There, Tashi declared he would wait in the van, but we could take our time climbing up to the large flat area where the serious expeditions pitch their tents. We moved slowly and carefully and reached it without incident. Once at the top, we estimated the gusts to be 60 mph or more. Time after time, they threatened to knock us off our feet. The site struck me as being perhaps the most dramatic and simultaneously brutal places I’ve ever stood (or wobbled). My iPhone died. (We later joked that it must have been on strike, declaring that I needed to take it back to some kinder, warmer place or it would never work for me again.)

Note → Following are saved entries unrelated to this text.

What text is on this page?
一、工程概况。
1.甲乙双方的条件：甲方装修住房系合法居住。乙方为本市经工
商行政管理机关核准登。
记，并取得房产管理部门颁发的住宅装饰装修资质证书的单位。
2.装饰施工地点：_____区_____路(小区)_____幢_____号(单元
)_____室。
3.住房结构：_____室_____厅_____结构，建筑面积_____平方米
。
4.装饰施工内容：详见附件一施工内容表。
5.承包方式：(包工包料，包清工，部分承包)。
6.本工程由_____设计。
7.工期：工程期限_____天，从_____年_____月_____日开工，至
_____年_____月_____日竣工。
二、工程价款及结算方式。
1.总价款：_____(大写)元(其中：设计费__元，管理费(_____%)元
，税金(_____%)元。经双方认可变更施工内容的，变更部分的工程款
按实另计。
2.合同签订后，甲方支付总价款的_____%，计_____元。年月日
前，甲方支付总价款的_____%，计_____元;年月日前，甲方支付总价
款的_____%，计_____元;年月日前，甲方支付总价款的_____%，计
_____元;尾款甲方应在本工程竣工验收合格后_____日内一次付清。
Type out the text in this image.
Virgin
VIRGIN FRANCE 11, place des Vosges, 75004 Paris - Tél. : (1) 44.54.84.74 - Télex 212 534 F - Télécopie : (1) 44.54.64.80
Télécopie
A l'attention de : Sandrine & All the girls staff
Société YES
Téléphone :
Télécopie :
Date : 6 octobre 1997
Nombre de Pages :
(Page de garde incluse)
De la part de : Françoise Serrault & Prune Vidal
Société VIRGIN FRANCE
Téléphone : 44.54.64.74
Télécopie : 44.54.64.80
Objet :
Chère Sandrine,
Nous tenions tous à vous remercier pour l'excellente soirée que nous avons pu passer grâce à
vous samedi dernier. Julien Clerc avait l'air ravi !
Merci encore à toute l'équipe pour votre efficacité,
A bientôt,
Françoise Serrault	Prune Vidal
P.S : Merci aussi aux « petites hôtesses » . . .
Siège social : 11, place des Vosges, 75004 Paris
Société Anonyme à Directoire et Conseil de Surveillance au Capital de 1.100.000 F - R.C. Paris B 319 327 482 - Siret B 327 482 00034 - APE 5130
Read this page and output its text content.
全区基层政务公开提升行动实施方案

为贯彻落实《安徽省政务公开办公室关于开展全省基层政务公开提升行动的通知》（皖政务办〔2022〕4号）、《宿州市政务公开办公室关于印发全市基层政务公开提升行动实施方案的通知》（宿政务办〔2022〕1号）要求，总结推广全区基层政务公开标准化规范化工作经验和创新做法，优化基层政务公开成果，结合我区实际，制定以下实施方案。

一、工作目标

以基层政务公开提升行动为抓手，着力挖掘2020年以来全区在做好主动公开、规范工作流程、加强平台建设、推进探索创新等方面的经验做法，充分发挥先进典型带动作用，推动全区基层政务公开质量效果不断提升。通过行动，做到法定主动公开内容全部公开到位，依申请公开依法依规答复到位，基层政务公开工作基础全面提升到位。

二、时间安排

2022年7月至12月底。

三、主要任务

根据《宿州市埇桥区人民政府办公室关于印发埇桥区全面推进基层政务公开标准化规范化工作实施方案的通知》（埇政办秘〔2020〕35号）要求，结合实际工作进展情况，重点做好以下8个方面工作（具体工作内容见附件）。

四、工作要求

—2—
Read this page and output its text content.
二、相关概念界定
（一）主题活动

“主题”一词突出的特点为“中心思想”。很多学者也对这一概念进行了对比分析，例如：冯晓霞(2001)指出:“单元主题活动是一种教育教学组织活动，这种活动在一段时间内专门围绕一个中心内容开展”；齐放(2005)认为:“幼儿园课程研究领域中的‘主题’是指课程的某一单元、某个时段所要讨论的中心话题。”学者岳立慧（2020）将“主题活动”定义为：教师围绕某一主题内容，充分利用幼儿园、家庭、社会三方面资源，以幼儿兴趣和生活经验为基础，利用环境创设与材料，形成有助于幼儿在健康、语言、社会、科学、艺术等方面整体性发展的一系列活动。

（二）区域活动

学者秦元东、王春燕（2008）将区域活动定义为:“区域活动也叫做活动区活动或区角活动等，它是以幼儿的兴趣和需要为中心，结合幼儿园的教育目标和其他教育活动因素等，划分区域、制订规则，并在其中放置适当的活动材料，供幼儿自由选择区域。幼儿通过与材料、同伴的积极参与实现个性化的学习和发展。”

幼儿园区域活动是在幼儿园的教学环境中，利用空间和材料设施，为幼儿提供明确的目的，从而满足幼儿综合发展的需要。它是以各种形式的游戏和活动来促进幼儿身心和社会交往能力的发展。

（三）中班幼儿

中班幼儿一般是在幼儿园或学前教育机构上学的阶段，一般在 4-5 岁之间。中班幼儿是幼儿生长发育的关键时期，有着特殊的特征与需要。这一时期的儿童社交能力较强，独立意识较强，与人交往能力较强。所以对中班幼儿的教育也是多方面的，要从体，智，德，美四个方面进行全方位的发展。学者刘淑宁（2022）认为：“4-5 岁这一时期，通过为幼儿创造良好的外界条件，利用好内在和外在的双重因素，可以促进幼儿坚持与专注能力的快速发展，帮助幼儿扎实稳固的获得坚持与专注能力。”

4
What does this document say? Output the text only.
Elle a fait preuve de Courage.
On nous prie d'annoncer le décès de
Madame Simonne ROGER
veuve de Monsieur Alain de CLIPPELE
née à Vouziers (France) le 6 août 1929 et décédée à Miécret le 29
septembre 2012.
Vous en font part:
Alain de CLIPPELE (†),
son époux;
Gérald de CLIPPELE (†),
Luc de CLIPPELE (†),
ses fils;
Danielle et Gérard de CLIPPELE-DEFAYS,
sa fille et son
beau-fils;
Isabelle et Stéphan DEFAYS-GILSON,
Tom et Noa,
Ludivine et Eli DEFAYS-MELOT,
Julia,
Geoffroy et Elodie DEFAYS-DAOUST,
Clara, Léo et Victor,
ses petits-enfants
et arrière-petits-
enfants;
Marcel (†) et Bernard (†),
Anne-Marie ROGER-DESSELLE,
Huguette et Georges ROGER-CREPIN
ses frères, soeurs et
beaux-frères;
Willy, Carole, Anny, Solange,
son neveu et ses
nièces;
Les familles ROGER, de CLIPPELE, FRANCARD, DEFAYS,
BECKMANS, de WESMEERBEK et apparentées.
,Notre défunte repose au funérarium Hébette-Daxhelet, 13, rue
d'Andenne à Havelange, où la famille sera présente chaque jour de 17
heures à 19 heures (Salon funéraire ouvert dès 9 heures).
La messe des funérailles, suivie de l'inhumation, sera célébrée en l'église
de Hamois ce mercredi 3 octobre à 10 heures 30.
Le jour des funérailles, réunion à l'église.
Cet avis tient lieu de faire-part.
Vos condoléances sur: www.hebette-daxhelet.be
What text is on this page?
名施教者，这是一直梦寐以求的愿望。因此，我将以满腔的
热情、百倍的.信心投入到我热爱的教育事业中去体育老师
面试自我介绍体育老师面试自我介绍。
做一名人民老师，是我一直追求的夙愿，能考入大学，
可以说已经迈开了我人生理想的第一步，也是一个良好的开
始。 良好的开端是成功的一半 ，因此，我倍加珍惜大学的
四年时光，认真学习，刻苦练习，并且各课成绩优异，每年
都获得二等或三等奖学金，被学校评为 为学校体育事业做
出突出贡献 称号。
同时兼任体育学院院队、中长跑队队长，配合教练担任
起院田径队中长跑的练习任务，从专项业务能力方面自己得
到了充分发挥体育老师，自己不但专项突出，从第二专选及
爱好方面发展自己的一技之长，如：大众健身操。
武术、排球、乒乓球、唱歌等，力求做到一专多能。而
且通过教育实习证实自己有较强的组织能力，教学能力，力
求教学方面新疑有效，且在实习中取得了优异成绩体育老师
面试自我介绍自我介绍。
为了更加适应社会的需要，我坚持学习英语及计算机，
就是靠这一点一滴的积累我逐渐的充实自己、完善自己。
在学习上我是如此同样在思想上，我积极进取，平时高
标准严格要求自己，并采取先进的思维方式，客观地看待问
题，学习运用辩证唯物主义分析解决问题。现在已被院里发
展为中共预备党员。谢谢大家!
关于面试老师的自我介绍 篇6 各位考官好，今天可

In all, our visit to the climbers’ base camp lasted about an hour. Then we returned to the guesthouse and had a surprisingly tasty, if simple, lunch. The communal dining room is a congenial space, warmed only by a yak-dung stove, and after getting a bit more organized in our room, we returned there with our iPads and grabbed seats in front of one of the south-facing windows, with their commanding views of the mountain. We sat there for 5 hours straight, often glancing up and out.
From time to time, a mane of clouds appeared around the summit, and I thought of how similar clouds in the past have been harbingers of sudden homicidal storms. More than 250 people have died trying to reach the top of this monster since the first Westerners started vying for that honor in 1921. The wind whistled and howled; at times it shook the walls of the dining hall and forced cold air through the crevices. But no storm materialized. As sunset approached, the shadows on Everest deepened and spread, and near the summit, the remaining light made the mountaintop glow pastel orange, then coral, then pink. In a matter of moments, the color drained away. All that was left was white snow and menacing shadow.